Platner was a believer that a building's design should come from within: "I try to conceive of what would be the best atmosphere, the best character [for a particular building]."

After gaining experience working with several contemporary designers, Platner established his own firm, Warren Platner Associates, in Connecticut in 1965, while continuing to work on the Ford Foundation Building in Manhattan. Designed by Kevin Roche and opened in 1967, the building was of steel, granite and glass construction, with a soaring central garden.

Platner's firm was composed purely of fully qualified architects, who he believed could manage any design task, whether it was interior planning or the architecture of a skyscraper: "Architects can do any design task, if they wish to do so."

One of Platner's first solo projects was the New York showroom for Georg Jensen, the high-end seller of Scandinavian furniture and lighting, called the Georg Jensen Design Centre. It opened in 1968.

Platner's design for Windows on the World, a restaurant atop the original One World Trade Center, which originally opened in 1976, is well known. Mimicking the interior of a grand ocean liner, the main dining room was elaborately terraced to provide views for every table, intimate seating and a sense of drama. Paul Goldberger, architecture critic of The New York Times at the time, described the restaurant's lush interior, with its soft pastels, fabric-covered walls and what seemed like miles of brass railings, as an example of "sensuous modernism".

Platner, who also created lighting fixtures, floor and window coverings, furniture and architectural ornaments for clients, completed many other noteworthy projects, including the interior design of Water Tower Place, the vertical shopping mall that opened in Chicago in 1976, and the 1986 renovation of the Pan Am Building lobby for its new owner, MetLife.
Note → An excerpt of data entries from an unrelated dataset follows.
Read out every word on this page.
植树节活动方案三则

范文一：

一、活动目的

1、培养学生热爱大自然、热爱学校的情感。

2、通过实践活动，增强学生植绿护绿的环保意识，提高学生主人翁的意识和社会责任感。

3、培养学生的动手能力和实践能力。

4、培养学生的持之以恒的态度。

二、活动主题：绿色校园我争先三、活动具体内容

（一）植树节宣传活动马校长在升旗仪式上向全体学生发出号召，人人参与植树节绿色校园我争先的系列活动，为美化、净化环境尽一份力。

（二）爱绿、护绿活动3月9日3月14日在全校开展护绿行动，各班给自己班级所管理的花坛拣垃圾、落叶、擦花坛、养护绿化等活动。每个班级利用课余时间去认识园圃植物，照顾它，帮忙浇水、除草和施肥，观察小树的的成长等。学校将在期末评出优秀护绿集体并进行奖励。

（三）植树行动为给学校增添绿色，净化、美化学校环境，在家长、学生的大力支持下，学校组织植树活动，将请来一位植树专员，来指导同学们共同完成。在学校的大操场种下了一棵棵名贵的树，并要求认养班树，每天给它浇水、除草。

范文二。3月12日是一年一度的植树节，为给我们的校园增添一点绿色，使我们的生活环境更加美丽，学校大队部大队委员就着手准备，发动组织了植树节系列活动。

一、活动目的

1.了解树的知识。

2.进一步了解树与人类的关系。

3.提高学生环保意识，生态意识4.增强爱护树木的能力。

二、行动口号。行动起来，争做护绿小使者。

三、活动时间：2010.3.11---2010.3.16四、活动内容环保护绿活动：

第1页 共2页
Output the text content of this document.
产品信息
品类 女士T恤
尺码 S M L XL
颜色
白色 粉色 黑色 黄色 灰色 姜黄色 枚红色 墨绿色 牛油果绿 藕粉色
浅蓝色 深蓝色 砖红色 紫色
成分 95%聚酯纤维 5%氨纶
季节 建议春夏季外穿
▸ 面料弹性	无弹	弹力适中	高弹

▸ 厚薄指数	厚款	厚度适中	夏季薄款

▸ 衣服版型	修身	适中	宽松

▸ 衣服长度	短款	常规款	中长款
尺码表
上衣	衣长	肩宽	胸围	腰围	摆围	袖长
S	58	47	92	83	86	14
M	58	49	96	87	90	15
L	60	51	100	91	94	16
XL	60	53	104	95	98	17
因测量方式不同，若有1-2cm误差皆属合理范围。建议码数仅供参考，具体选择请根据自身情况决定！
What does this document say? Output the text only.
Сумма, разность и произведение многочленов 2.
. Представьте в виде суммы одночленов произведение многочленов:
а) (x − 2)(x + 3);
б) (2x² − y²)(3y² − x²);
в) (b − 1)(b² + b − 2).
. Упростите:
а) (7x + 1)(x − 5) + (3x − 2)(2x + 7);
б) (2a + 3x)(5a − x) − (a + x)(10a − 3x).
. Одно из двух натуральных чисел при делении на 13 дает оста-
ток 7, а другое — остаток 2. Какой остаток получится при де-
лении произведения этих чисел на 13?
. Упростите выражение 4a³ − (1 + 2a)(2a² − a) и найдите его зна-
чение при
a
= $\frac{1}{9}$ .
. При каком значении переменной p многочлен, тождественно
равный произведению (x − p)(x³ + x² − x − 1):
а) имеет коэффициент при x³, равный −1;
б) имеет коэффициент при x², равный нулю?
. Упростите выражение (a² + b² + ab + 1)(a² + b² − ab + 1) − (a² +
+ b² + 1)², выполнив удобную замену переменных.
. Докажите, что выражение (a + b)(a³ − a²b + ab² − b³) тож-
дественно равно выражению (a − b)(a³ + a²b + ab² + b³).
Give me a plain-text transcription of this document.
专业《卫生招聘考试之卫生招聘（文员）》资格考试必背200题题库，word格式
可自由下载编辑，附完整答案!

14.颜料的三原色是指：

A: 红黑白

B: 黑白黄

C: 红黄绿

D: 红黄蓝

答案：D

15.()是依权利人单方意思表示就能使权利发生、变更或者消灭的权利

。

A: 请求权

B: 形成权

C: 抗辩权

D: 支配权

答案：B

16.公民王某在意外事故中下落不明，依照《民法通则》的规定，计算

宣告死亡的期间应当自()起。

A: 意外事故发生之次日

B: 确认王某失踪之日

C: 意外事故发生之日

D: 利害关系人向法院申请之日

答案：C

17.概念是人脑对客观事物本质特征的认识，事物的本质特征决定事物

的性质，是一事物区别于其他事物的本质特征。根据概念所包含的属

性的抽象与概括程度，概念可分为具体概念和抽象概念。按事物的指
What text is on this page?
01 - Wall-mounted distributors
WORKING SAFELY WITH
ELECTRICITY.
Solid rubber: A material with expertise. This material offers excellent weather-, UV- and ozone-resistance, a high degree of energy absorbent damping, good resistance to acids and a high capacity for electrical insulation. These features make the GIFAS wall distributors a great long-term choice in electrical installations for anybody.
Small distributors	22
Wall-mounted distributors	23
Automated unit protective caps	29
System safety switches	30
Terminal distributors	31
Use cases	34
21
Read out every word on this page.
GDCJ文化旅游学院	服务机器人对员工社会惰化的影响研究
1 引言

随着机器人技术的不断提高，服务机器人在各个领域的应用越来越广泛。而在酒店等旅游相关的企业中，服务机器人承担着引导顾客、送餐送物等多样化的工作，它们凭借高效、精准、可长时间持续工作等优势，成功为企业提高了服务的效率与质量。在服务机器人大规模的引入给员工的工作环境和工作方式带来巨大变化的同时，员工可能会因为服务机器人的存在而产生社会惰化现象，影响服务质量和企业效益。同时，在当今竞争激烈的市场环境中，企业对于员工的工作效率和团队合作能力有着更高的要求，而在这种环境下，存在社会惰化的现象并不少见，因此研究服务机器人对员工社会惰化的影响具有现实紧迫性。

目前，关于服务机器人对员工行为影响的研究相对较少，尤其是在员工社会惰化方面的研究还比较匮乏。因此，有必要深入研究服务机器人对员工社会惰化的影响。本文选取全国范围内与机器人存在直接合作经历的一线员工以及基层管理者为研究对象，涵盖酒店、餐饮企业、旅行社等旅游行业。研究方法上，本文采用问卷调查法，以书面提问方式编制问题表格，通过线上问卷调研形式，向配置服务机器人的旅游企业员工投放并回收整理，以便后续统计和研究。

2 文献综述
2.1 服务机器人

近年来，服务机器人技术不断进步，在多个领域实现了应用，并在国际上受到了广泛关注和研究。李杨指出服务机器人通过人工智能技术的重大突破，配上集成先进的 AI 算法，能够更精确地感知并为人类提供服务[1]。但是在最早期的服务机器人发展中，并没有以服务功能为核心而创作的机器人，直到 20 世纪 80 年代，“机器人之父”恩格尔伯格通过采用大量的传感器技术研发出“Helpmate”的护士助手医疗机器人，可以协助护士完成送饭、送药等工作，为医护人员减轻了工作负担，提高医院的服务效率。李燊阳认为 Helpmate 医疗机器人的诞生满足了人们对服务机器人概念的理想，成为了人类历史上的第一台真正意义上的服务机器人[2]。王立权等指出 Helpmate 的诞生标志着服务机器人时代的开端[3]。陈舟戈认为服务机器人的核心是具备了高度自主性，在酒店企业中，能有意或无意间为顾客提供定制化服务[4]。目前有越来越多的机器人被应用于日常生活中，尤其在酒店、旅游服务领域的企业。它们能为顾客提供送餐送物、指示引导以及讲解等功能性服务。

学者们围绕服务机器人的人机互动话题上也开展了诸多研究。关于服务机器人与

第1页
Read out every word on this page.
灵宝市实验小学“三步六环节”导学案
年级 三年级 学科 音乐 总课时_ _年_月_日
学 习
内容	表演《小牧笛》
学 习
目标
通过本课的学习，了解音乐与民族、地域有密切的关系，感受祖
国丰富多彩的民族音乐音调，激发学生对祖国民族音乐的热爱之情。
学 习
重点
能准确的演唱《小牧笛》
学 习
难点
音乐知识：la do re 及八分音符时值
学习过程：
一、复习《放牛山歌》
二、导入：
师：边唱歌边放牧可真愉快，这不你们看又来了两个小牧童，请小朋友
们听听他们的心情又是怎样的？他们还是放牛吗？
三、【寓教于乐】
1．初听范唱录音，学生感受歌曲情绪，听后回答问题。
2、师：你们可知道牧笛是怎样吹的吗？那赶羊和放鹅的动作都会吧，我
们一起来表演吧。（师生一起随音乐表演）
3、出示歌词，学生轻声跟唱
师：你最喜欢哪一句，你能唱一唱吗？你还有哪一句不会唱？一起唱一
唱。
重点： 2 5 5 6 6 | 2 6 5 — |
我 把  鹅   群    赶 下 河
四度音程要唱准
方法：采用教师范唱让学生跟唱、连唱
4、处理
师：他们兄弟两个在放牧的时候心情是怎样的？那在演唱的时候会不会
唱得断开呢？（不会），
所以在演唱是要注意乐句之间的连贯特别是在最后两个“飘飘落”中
Warren Platner was inducted into Interior Design magazine's hall of fame in 1985.

==Personal life and death==
Platner was married to the former Joyce Payne. The couple had four children. Among their grandchildren is Graham Platner, who won the Democratic nomination in the 2026 United States Senate election in Maine before withdrawing amidst scandal.

Until falling ill, Platner was still active in his firm, working on projects which included a new shopping centre in Greece. He died from meningitis at a hospital in New Haven, Connecticut, on April 17, 2006, at the age of 86.